On the complaints of overcharging, Bhat said, "The customers are charged as per normal rates but since there are frequent power cuts, we have to use the generators and in such a case, the customers have to pay extra money."
The internet service in most parts of the Jammu region, where it was suspended, was restored by August end due to overall normal law and order situation.
Hotelier Manzoor Ahmad said winter usually remains a lean period for their business but this time the occupancy is around 100 per cent.
"We are doing good...the guests are staying for a night or two," he said, adding the frequent closure of the Jammu-Srinagar national highway in view of landslides sometimes adds to the pressure.

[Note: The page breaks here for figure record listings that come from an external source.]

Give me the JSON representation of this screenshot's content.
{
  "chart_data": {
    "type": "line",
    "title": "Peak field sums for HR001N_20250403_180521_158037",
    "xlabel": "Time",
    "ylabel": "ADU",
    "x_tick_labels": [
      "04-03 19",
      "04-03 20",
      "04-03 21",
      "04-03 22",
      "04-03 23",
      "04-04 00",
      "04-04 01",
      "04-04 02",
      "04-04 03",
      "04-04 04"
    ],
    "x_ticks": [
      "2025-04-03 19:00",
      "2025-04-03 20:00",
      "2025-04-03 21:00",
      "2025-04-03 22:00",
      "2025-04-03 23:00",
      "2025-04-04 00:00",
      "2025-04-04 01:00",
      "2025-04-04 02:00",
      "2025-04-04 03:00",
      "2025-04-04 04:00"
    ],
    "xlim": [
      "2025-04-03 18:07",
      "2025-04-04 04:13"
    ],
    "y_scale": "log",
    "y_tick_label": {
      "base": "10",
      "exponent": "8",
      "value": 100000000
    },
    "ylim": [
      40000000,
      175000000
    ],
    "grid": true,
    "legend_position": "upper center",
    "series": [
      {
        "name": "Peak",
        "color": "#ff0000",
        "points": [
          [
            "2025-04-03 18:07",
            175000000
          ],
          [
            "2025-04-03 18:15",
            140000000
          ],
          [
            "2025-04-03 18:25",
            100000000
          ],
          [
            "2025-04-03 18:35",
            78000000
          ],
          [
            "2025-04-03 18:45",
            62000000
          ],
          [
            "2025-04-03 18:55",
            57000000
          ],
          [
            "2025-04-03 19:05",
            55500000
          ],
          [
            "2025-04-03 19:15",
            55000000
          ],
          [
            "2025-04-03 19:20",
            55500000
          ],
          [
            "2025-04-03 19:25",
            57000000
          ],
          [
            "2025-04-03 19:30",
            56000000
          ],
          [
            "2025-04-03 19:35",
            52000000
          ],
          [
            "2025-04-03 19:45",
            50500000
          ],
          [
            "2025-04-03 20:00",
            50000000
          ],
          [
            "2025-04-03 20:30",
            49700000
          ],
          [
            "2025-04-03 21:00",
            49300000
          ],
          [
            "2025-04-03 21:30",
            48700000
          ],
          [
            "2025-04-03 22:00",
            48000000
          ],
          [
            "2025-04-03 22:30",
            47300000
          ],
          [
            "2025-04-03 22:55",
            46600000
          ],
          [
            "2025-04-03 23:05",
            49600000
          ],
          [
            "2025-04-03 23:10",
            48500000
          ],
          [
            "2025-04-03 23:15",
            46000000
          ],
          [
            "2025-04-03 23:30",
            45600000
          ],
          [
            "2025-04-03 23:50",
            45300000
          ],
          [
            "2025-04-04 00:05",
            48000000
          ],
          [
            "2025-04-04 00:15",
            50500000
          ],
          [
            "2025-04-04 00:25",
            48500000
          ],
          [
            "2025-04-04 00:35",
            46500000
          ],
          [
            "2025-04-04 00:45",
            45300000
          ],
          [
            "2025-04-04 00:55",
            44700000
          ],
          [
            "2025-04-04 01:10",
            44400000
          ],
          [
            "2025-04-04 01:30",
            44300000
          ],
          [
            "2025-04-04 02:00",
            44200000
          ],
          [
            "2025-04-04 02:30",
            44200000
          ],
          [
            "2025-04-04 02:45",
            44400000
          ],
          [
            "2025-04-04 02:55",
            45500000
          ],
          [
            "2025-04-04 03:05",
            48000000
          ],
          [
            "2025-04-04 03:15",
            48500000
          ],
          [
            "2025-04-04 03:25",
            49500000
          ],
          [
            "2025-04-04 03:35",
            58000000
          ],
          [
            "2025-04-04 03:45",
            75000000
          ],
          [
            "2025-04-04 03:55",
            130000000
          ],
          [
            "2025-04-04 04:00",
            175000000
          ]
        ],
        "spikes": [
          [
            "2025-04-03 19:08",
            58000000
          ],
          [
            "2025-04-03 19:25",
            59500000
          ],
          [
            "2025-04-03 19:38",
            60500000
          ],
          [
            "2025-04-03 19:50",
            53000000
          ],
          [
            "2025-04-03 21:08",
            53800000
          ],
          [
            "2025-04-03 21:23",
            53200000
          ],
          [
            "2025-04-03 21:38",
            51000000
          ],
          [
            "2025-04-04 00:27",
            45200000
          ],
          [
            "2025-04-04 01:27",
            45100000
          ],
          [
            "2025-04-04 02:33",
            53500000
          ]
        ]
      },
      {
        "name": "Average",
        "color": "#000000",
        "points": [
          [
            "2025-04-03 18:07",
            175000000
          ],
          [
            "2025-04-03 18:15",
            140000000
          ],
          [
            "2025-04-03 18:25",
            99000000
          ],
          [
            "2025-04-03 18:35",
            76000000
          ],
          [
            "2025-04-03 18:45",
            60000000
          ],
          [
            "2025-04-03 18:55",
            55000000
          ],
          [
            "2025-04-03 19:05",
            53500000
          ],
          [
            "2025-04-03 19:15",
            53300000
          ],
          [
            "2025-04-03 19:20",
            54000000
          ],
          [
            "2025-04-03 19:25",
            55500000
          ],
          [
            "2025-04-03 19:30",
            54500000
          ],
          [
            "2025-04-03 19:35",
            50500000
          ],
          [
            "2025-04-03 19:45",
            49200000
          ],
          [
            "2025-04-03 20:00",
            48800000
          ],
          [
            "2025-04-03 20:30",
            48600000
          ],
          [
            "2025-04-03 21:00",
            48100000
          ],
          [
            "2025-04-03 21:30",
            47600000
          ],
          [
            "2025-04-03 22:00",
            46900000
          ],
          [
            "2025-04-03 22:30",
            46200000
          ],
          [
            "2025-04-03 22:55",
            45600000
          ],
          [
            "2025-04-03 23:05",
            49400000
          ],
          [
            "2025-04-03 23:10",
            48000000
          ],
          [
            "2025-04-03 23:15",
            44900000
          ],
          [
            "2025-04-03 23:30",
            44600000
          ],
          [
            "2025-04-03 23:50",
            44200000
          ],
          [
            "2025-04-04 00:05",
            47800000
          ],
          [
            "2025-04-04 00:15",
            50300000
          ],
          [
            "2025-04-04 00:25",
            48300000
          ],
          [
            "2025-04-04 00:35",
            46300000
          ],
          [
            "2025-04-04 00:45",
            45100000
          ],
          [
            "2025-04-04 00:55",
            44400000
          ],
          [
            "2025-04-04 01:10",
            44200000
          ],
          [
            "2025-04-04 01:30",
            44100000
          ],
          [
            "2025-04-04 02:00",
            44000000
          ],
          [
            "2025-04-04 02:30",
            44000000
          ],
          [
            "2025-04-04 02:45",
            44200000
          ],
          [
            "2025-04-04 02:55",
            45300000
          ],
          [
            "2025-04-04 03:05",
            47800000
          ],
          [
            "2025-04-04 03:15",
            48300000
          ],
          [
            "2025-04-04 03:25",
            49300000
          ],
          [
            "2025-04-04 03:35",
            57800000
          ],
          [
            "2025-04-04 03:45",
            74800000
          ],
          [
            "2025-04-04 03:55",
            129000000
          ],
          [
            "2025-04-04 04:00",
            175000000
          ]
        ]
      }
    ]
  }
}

There is also a heavy rush of customers from the Valley to telecom service providers to convert their prepaid mobile SIM cards to postpaid.
Shoukat Ahmad Wani, a contractor from Srinagar, said he visited the town on Friday and utilized the internet service to upload tenders besides converted the prepaid mobile SIM card to postpaid.
"The government has set up internet touch points at different places but these are inadequate to cater to the heavy rush," he said, requesting for restoration of the internet and prepaid mobile service in Kashmir.
Farooq Ahmad Bhat, another Srinagar resident, accused the hoteliers of "overcharging".
"I used to pay Rs 700 to Rs 1,000 for a room depending on the facilities but this time they are charging between Rs 1,000 to Rs 1,500 for different categories of rooms," he said.
A police official said they have stepped up patrolling and are keeping a close vigil in the town to maintain peace.